7 months ago
Hi Railway team,
I've been investigating our API server performance (Railway Metal hosted) and wanted some clarification on the graphed metrics.
We have a high number of replicas (instances), with configuration set to max vCPU and Memory availability.
Your documentation says:
"For services with multiple replicas, the metrics from all replicas are summed up and displayed in the metrics tab, for example, if you have 2 replicas, each using 100 MB of memory, the memory usage displayed in the metrics tab will be 200 MB" (https://docs.railway.com/guides/metrics)
However when I view the memory usage graphs in 'observability' I see only 11gb in use (less than half of what only one of our instances should have available to it.

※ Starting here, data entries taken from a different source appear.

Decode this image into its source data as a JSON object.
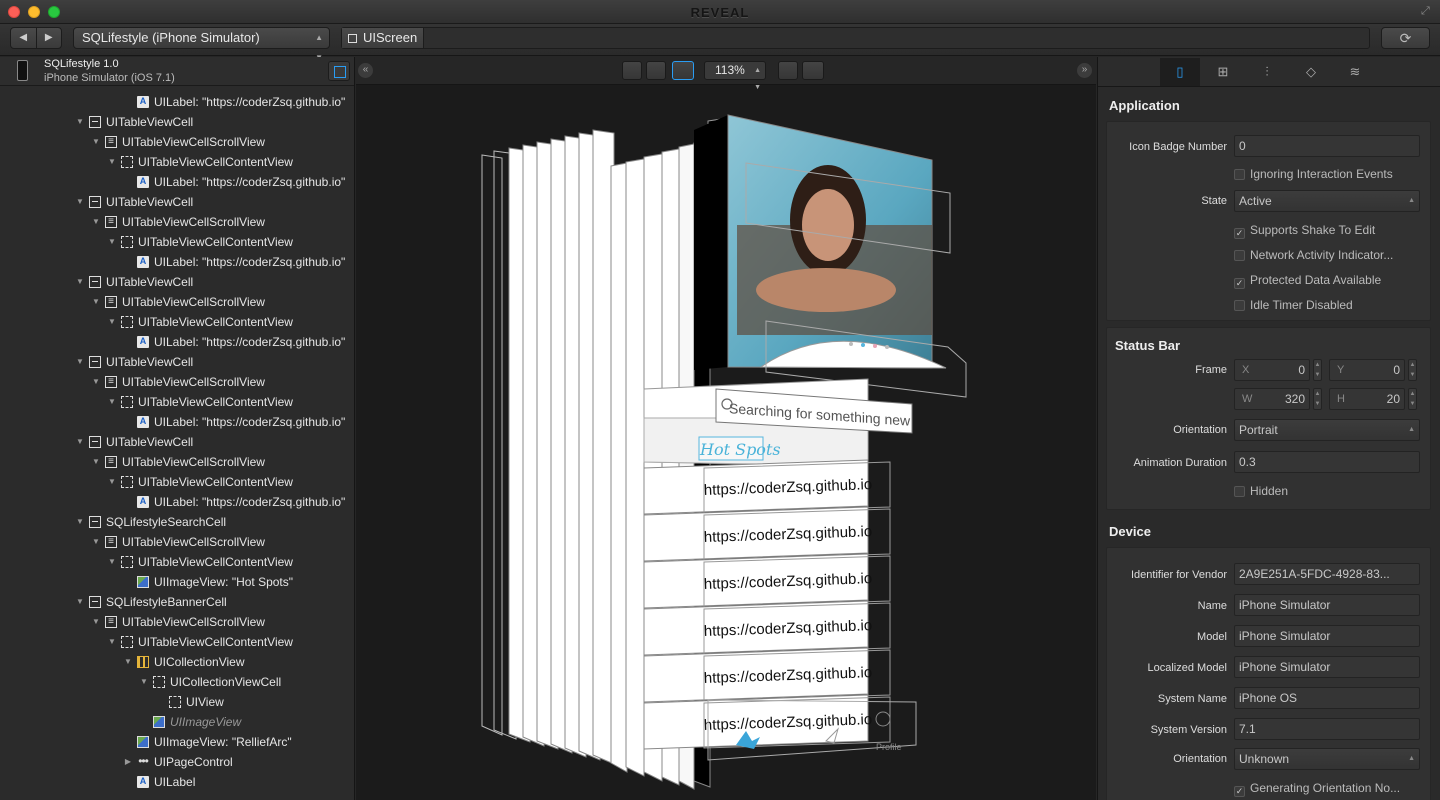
{
  "window": {
    "title": "REVEAL"
  },
  "toolbar": {
    "app_selector": "SQLifestyle (iPhone Simulator)",
    "breadcrumb": "UIScreen"
  },
  "left": {
    "app_name": "SQLifestyle 1.0",
    "device": "iPhone Simulator (iOS 7.1)",
    "tree": [
      {
        "depth": 4,
        "icon": "label",
        "tri": "",
        "text": "UILabel: \"https://coderZsq.github.io\""
      },
      {
        "depth": 1,
        "icon": "cell",
        "tri": "down",
        "text": "UITableViewCell"
      },
      {
        "depth": 2,
        "icon": "scroll",
        "tri": "down",
        "text": "UITableViewCellScrollView"
      },
      {
        "depth": 3,
        "icon": "content",
        "tri": "down",
        "text": "UITableViewCellContentView"
      },
      {
        "depth": 4,
        "icon": "label",
        "tri": "",
        "text": "UILabel: \"https://coderZsq.github.io\""
      },
      {
        "depth": 1,
        "icon": "cell",
        "tri": "down",
        "text": "UITableViewCell"
      },
      {
        "depth": 2,
        "icon": "scroll",
        "tri": "down",
        "text": "UITableViewCellScrollView"
      },
      {
        "depth": 3,
        "icon": "content",
        "tri": "down",
        "text": "UITableViewCellContentView"
      },
      {
        "depth": 4,
        "icon": "label",
        "tri": "",
        "text": "UILabel: \"https://coderZsq.github.io\""
      },
      {
        "depth": 1,
        "icon": "cell",
        "tri": "down",
        "text": "UITableViewCell"
      },
      {
        "depth": 2,
        "icon": "scroll",
        "tri": "down",
        "text": "UITableViewCellScrollView"
      },
      {
        "depth": 3,
        "icon": "content",
        "tri": "down",
        "text": "UITableViewCellContentView"
      },
      {
        "depth": 4,
        "icon": "label",
        "tri": "",
        "text": "UILabel: \"https://coderZsq.github.io\""
      },
      {
        "depth": 1,
        "icon": "cell",
        "tri": "down",
        "text": "UITableViewCell"
      },
      {
        "depth": 2,
        "icon": "scroll",
        "tri": "down",
        "text": "UITableViewCellScrollView"
      },
      {
        "depth": 3,
        "icon": "content",
        "tri": "down",
        "text": "UITableViewCellContentView"
      },
      {
        "depth": 4,
        "icon": "label",
        "tri": "",
        "text": "UILabel: \"https://coderZsq.github.io\""
      },
      {
        "depth": 1,
        "icon": "cell",
        "tri": "down",
        "text": "UITableViewCell"
      },
      {
        "depth": 2,
        "icon": "scroll",
        "tri": "down",
        "text": "UITableViewCellScrollView"
      },
      {
        "depth": 3,
        "icon": "content",
        "tri": "down",
        "text": "UITableViewCellContentView"
      },
      {
        "depth": 4,
        "icon": "label",
        "tri": "",
        "text": "UILabel: \"https://coderZsq.github.io\""
      },
      {
        "depth": 1,
        "icon": "cell",
        "tri": "down",
        "text": "SQLifestyleSearchCell"
      },
      {
        "depth": 2,
        "icon": "scroll",
        "tri": "down",
        "text": "UITableViewCellScrollView"
      },
      {
        "depth": 3,
        "icon": "content",
        "tri": "down",
        "text": "UITableViewCellContentView"
      },
      {
        "depth": 4,
        "icon": "image",
        "tri": "",
        "text": "UIImageView: \"Hot Spots\""
      },
      {
        "depth": 1,
        "icon": "cell",
        "tri": "down",
        "text": "SQLifestyleBannerCell"
      },
      {
        "depth": 2,
        "icon": "scroll",
        "tri": "down",
        "text": "UITableViewCellScrollView"
      },
      {
        "depth": 3,
        "icon": "content",
        "tri": "down",
        "text": "UITableViewCellContentView"
      },
      {
        "depth": 4,
        "icon": "collection",
        "tri": "down",
        "text": "UICollectionView"
      },
      {
        "depth": 5,
        "icon": "content",
        "tri": "down",
        "text": "UICollectionViewCell"
      },
      {
        "depth": 6,
        "icon": "content",
        "tri": "",
        "text": "UIView"
      },
      {
        "depth": 5,
        "icon": "image",
        "tri": "",
        "text": "UIImageView",
        "italic": true
      },
      {
        "depth": 4,
        "icon": "image",
        "tri": "",
        "text": "UIImageView: \"RelliefArc\""
      },
      {
        "depth": 4,
        "icon": "dots",
        "tri": "right",
        "text": "UIPageControl"
      },
      {
        "depth": 4,
        "icon": "label",
        "tri": "",
        "text": "UILabel"
      }
    ]
  },
  "canvas": {
    "zoom": "113%",
    "search_placeholder": "Searching for something new",
    "hot_spots": "Hot Spots",
    "row_text": "https://coderZsq.github.io",
    "profile_tab": "Profile"
  },
  "inspector": {
    "application": {
      "title": "Application",
      "badge_label": "Icon Badge Number",
      "badge_value": "0",
      "ignoring": "Ignoring Interaction Events",
      "state_label": "State",
      "state_value": "Active",
      "shake": "Supports Shake To Edit",
      "network": "Network Activity Indicator...",
      "protected": "Protected Data Available",
      "idle": "Idle Timer Disabled"
    },
    "status_bar": {
      "title": "Status Bar",
      "frame_label": "Frame",
      "x_key": "X",
      "x": "0",
      "y_key": "Y",
      "y": "0",
      "w_key": "W",
      "w": "320",
      "h_key": "H",
      "h": "20",
      "orientation_label": "Orientation",
      "orientation_value": "Portrait",
      "anim_label": "Animation Duration",
      "anim_value": "0.3",
      "hidden": "Hidden"
    },
    "device": {
      "title": "Device",
      "vendor_label": "Identifier for Vendor",
      "vendor_value": "2A9E251A-5FDC-4928-83...",
      "name_label": "Name",
      "name_value": "iPhone Simulator",
      "model_label": "Model",
      "model_value": "iPhone Simulator",
      "lmodel_label": "Localized Model",
      "lmodel_value": "iPhone Simulator",
      "sysname_label": "System Name",
      "sysname_value": "iPhone OS",
      "sysver_label": "System Version",
      "sysver_value": "7.1",
      "orient_label": "Orientation",
      "orient_value": "Unknown",
      "gen_orient": "Generating Orientation No..."
    },
    "checks": {
      "ignoring": false,
      "shake": true,
      "network": false,
      "protected": true,
      "idle": false,
      "hidden": false,
      "gen_orient": true
    }
  }
}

When I view the same metric in the specific service 'metric' graph, it also shows 11GB in use and 'Max 32 GB' in the top right hand corner.
Looking at our server logs I can in-fact see that we have multiple replica's operating, as there are concurrent logs with differing replica id's.
Can you please clarify what we are seeing in the usage metric graphs, whether this number is an average across all replicas or just one instance's state, and whether we can get more information.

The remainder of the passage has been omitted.